Under LB381, introduced by Norfolk Sen. Mike Flood at the request of Gov. Dave Heineman, ESUs could no longer serve school districts that are designated as a Class IV or Class V school and that consist of only one school district. The bill would eliminate ESUs 18 and 19, which serve the Lincoln and Omaha districts.
The bill also would discontinue Nebraska’s membership in the Education Commission of the States and remove the statutory requirement that the Nebraska Department of Education employ a student achievement coordinator.
Larry Bare, the governor’s chief of staff, testified in support of the bill, saying that ESUs are not needed for single member school districts.
ESUs were formed to help schools reduce costs and enhance student learning, Bare said, but these two districts already achieve cost savings and outperform other districts.
John Bonaiuto, executive director of the Nebraska Association of School Boards, testified in opposition to the bill, saying that ESUs provide vital functions for both small and large school districts.
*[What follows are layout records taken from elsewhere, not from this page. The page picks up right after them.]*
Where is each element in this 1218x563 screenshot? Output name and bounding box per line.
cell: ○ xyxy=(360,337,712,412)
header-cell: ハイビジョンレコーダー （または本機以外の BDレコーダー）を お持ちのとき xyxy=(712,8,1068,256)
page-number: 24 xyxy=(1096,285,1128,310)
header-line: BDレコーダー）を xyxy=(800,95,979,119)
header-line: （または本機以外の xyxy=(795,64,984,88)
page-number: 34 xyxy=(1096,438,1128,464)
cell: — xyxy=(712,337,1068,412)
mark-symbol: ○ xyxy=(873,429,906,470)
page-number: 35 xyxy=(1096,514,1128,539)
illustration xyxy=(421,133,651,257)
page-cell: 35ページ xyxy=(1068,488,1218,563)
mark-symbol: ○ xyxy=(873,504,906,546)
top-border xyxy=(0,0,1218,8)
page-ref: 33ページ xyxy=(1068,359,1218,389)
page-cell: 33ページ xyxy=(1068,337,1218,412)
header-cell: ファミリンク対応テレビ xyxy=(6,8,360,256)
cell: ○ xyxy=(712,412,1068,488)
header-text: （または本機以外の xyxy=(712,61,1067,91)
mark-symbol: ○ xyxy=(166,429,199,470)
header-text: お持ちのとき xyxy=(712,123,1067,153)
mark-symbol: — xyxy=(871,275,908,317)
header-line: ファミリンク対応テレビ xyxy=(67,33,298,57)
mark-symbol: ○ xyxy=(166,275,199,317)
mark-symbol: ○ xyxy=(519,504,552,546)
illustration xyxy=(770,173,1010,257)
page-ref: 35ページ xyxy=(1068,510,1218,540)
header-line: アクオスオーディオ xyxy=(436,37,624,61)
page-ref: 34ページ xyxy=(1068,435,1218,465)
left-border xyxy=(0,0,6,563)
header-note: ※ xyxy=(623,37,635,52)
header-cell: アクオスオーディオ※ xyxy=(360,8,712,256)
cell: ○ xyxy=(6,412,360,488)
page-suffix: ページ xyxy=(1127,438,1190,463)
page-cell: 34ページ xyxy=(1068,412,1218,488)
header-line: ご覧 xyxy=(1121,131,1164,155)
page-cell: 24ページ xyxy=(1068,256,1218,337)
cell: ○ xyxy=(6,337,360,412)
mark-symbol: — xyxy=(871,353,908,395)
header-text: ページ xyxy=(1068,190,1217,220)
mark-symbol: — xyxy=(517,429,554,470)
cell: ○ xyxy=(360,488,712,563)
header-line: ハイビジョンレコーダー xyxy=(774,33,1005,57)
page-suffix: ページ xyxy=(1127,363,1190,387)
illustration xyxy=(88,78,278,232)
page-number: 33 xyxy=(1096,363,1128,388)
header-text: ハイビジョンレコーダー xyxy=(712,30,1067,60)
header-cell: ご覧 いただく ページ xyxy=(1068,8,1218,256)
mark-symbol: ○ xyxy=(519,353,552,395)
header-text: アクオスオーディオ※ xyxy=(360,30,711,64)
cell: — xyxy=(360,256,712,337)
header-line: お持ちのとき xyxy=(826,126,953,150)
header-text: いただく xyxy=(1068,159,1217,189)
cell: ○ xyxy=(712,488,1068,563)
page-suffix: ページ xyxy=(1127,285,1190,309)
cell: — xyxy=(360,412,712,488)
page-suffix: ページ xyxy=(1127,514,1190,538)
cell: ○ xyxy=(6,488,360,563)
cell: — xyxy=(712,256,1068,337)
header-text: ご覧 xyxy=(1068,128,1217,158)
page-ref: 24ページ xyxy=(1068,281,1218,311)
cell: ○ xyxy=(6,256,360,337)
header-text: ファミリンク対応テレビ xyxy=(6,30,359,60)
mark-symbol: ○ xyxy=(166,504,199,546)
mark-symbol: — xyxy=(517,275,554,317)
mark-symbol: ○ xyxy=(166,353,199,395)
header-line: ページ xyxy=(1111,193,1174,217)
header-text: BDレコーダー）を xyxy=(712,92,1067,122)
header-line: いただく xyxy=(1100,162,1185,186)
Eliminating these ESUs would put more pressure on the districts’ general operating budget because they would have to pay for services that are currently being funded through the ESU, Bonaiuto said. School districts are already using limited funds to cover other critical areas, he added.
“ESUs have, in essence, been an integral part in delivering services that our [state] Department of Education has not been able to provide,” Bonaiuto said. “These things will have to be funded somehow.”
Mark Shepard, associate superintendent of business affairs for Lincoln Public Schools and interim administrator for ESU 18, also testified in opposition to the bill.
“You have to look beyond just the issue of a single district ESU,” Shepard said.
Eliminating ESU 18 will not only impact Lincoln Public Schools, he said. The ESU provides leadership in statewide programs that offer instructional materials, assessment of professional development, technology services and involvement with the virtual high school project, he said.
Liz Standish, administrator for Omaha Public Schools, also testified in opposition to the bill, saying that ESU 19 serves 49,000 students in the Omaha metro area as well as other students across the state. Last year OPS offered distance learning courses such as nuclear science, nuclear energy, honors calculus and other advanced mathematics courses, she said. Students in smaller districts might not have had the opportunity to take these courses without access to the ESU’s distance education program, she added.
About $5 million in services would be eliminated by LB381, Standish said.
LB446, introduced by York Sen. Greg Adams, was introduced as an alternative to LB381 and would allow educational service units to consist of single school districts. The bill would require ESUs serving only one district to participate in statewide projects that are managed by the ESU Coordinating Council.
“LB446 is an attempt to find, what I think, is a better way to deal with this issue,” Adams said.
“I want Omaha and Lincoln, the two biggest school districts in the state, to be statewide players,” he said. “School districts of that size have something to offer the whole state.”
The committee took no immediate action on either bill.